MLB playoffs 2023: The Texas Rangers' lineup — unstoppable early in the season — is red-hot once again at the perfect time

It’s not just recency bias; the way something ends has a disproportionate impact on our evaluation of it. Maybe it’s because we’re raised on coherent narratives and the idea of building to a conclusion. What happens first is just setting the stage for late

Not so for baseball teams working their way through a 162-game schedule. Oh, certainly the season has a narrative — but it doesn’t have to make sense. The order in which events unfold is not meaningfully reflective of any essential truth. Barring seismic injury, a lineup that rakes in the season's first half retains the capacity to score a bunch of runs over a handful of games when it matters most.

Through the first two games of the 2023 Major League Baseball season, the Texas Rangers scored 27 runs — the most in the league, if you can believe it.

Through May, the Rangers had scored the most runs of any team. Through June, they had scored the most runs of any team. Through July, they had scored the most runs of any team. They started August with an eight-game winning streak. But then, from late August into September, they lost 16 of 19, falling from first in the division down to third. In August, they were 12th in runs scored. In September, they were 11th.
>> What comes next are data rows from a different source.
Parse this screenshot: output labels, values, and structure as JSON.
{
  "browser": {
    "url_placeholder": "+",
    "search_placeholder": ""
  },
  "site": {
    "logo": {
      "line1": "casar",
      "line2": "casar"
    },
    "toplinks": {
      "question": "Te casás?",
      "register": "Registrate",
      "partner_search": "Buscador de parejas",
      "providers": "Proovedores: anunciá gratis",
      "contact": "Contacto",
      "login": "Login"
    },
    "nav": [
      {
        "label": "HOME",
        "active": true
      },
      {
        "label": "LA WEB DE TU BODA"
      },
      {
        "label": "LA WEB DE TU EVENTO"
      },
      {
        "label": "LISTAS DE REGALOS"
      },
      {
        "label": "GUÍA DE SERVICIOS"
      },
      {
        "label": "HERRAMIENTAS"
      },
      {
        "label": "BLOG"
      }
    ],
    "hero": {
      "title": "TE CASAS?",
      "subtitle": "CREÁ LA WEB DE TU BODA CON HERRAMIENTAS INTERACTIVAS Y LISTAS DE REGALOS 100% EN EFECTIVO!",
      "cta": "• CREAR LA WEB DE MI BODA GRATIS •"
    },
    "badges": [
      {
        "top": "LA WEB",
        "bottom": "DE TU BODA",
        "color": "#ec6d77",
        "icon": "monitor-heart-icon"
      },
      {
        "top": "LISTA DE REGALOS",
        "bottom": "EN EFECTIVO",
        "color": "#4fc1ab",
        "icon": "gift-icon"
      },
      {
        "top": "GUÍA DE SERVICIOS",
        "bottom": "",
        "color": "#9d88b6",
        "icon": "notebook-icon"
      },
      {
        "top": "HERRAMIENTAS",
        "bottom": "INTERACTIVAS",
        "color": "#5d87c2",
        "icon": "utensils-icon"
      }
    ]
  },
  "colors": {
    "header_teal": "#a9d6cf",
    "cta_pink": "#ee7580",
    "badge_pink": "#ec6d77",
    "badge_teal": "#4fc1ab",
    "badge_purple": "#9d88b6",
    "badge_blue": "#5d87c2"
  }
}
They entered a four-game series against Seattle on the last weekend of the season needing to win just two games to secure the American League’s coveted 2-seed. They won one; elsewhere, the Houston Astros swept the Diamondbacks, and the Rangers fell to the 5-seed after getting shut out in Game 162.

A little more than a week later, commentators worried what it means for the sport that lowly Rangers — a wild-card team! — served the best-in-the-AL Baltimore Orioles their first sweep since mid-May of last season to advance to the American League Championship Series. In front of the first home crowd they’ve seen in weeks, the Rangers won 7-1. It's their fifth straight victory this October. They’re eight away from the franchise’s first championship.

General manager Chris Young planned to shortcut his way to a competitor by importing top-of-the-line pitching — in the offseason and again at the deadline. That was going to be the difference between the 2022 team that lost 94 games with the ninth-worst ERA in baseball and the one that hoped to contend this year. It’s how he convinced future Hall of Fame manager Bruce Bochy that this club could win.

And on Tuesday, one of those offseason additions, Nathan Eovaldi, demonstrated the value in subscribing to a never-enough-pitching approach to the market. Against the Orioles, who acted conservatively in supplementing their staff, Eovaldi gave up just one run across seven innings, receiving a midgame curtain call from the Arlington fans who came to see their team play its first playoff game at the new ballpark.

But it’s the lineup that has propelled the Rangers into the ALCS for the third time in franchise history. The lineup that obliterated the Tampa Bay Rays and Orioles, building up enough of a cushion that even a shaky bullpen could breathe easy. The lineup that outscored the Orioles by 74 runs in the regular season. The lineup that is averaging 6.4 runs per game this postseason — compared to 3.33 runs per game for the other 11 playoff teams and 4.22 runs per game for the six other playoff teams that remain.

On Tuesday, the unassuming Corey Seager followed an unassumingly productive performance in Baltimore — in which he set a postseason record with five walks in one game — by hitting a 445-foot home run on the third pitch he saw. It was one of three balls hit at least 418 feet by the Rangers on the night. Only one player in the lineup didn’t have a hit.

Through five games this postseason, the Rangers have trailed for only half an inning — in the second game of the Division Series, they fell behind 2-0 in the bottom of the first before scoring five in the top of the second. They’re red-hot, but they’re also just a really good team. They’re sporting a $214 million payroll and the second-largest regular-season run differential in the American League. They had six players appear in the All-Star Game this season (all of whom are still healthy), and for a large part of the early season, they looked unstoppable.

Two rounds into the postseason, they look unstoppable again. And just nine days after they couldn’t scratch across a run or two to save their season, it’s coming at an even more advantageous time.